Hey, look, I thought with a miserable laugh, this day just got worse.
I stared down at the letter in confusion and disbelief. My mom had gone to prison when I was twelve and died while still incarcerated, on the day I turned sixteen. That was a little over five years ago. Then last year I’d been more of a moron than usual and had bought a nearly new Toyota Prius for five hundred dollars from some guy Randy knew. A week later I was pulled over and arrested for possession of stolen property. Yeah, my “bargain” of a car had been jacked a couple of weeks earlier in New Orleans. But the seriously sucky part was that I’d kinda suspected that it hadn’t been legit but went ahead and gave the guy the money for it anyway, too excited about what a great deal I was getting, and convinced that I wouldn’t get caught. Moron. I’d spent two days scared shitless in a holding cell before I could find someone to bail me out, and had been lucky as hell to get a three-year suspended sentence and probation.

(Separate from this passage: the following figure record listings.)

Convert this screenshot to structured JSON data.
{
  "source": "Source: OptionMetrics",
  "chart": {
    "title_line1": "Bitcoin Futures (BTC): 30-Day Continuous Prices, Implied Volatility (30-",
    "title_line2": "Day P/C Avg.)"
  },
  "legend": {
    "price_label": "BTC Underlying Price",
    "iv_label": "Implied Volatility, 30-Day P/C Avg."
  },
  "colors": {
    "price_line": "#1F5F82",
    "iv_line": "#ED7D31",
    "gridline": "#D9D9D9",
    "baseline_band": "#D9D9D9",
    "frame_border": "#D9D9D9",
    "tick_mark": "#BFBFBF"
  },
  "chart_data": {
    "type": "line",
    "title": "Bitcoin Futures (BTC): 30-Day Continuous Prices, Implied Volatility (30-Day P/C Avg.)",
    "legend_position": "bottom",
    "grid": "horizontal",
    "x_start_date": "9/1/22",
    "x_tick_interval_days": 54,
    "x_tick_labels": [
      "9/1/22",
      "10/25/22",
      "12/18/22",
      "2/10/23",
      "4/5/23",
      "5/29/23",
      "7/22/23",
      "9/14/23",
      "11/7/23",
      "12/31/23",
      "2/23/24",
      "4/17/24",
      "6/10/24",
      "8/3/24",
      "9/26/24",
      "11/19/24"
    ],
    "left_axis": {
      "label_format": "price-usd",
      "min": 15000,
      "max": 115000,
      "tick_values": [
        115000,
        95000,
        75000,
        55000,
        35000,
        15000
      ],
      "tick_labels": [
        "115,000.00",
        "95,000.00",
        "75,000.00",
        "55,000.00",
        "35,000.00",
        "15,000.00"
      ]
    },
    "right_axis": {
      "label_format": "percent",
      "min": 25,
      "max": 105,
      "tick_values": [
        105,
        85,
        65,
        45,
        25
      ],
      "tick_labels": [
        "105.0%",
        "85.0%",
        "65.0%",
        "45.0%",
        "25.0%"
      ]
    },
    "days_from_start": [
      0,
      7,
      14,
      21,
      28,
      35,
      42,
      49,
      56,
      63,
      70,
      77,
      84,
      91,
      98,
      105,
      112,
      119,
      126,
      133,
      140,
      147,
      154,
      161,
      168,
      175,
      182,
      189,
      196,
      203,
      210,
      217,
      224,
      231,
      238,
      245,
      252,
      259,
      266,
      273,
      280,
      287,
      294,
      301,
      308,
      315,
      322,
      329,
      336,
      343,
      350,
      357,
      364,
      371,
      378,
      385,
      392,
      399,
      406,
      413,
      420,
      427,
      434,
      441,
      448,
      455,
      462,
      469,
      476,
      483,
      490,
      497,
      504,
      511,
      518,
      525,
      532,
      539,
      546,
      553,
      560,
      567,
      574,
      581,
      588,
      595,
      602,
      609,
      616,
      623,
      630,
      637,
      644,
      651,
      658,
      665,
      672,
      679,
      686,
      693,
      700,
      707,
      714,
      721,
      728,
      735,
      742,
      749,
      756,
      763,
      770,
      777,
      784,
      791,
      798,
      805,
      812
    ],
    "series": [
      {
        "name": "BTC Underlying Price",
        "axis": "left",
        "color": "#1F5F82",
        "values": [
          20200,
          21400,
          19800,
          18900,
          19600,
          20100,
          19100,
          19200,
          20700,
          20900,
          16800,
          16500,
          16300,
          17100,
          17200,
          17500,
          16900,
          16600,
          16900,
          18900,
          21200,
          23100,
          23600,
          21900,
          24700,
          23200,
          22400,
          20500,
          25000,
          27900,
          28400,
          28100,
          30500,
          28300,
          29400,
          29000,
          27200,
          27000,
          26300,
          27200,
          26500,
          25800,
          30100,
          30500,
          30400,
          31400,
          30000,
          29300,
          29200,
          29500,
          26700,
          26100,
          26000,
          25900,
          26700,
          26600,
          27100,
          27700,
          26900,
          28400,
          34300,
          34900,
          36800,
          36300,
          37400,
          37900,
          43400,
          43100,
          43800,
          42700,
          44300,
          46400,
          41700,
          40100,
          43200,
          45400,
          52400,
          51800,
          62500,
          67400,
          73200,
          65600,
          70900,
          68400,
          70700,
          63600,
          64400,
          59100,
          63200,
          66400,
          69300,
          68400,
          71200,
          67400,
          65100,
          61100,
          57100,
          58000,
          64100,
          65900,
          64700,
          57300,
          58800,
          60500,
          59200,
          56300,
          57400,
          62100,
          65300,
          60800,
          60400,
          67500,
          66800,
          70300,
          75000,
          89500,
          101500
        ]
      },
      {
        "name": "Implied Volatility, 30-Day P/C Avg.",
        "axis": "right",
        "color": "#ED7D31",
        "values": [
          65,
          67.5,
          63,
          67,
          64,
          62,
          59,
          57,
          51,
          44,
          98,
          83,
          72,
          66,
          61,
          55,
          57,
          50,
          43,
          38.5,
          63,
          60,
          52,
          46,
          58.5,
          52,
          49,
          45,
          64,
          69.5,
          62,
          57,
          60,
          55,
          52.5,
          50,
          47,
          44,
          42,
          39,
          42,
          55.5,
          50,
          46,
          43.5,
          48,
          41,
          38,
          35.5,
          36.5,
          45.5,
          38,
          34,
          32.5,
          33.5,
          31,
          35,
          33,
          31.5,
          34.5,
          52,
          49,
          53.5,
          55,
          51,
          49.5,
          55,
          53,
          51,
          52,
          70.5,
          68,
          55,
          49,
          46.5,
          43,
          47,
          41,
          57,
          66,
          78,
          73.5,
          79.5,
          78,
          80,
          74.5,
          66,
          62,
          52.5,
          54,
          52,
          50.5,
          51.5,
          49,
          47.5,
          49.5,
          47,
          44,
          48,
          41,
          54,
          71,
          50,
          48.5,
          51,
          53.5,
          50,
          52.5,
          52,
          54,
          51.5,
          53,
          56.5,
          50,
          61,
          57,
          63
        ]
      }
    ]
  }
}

I read the letter again, hand shaking. I thought I’d dodged a bullet with that visit from the two detectives, but here was another one right behind it, ready to flatten me. I didn’t want to go back to jail, and I didn’t want to end up like my mom and die there. But why would I die within weeks? What was that all about? Maybe someone who had a grudge against me was in jail already? I’d pissed off plenty of people in my life, but as far as I knew there wasn’t anyone who hated me enough to want to kill me.
I turned the letter over, searching for any clue as to who had sent it. It was printed on plain white paper and the envelope was an ordinary white envelope. No signature. No postmark. None of this made any sense. I couldn’t think of a single person who’d bother finding me a job, much less threaten me with jail to make sure I kept it.
Why jail? Why not rehab?
Because jail’s a bigger threat, I realized. Rehab would suck, but jail…. Whoever sent this stuff had to know that jail scared the shit out of me.
I read the letter one more time, then took a deep breath and started getting dressed while my thoughts continued to tumble. It wasn’t as if I’d set out to be a loser. I didn’t wake up every morning and say, “Hey, how can I screw my life up today?” But the universe sure seemed to be rigged against me, and most of the time it didn’t seem to matter how hard I tried since I was obviously never going to catch a break.
Except. Except this letter wasn’t a couple of hardass cops questioning me about something I didn’t know shit about. This was someone holding a big whopping threat over my head, who also seemed to be crazy enough to give the slightest crap about me—and give me that break I kept saying I wanted. Me. Loser girl. If this job was for real and I didn’t at least give it a shot I’d be right back at being a Grade A Screwup. But who the hell would do this for me?
I had a feeling the only way I was going to find out would be to take the stupid job.
Drive a van for a month. How hard could that be?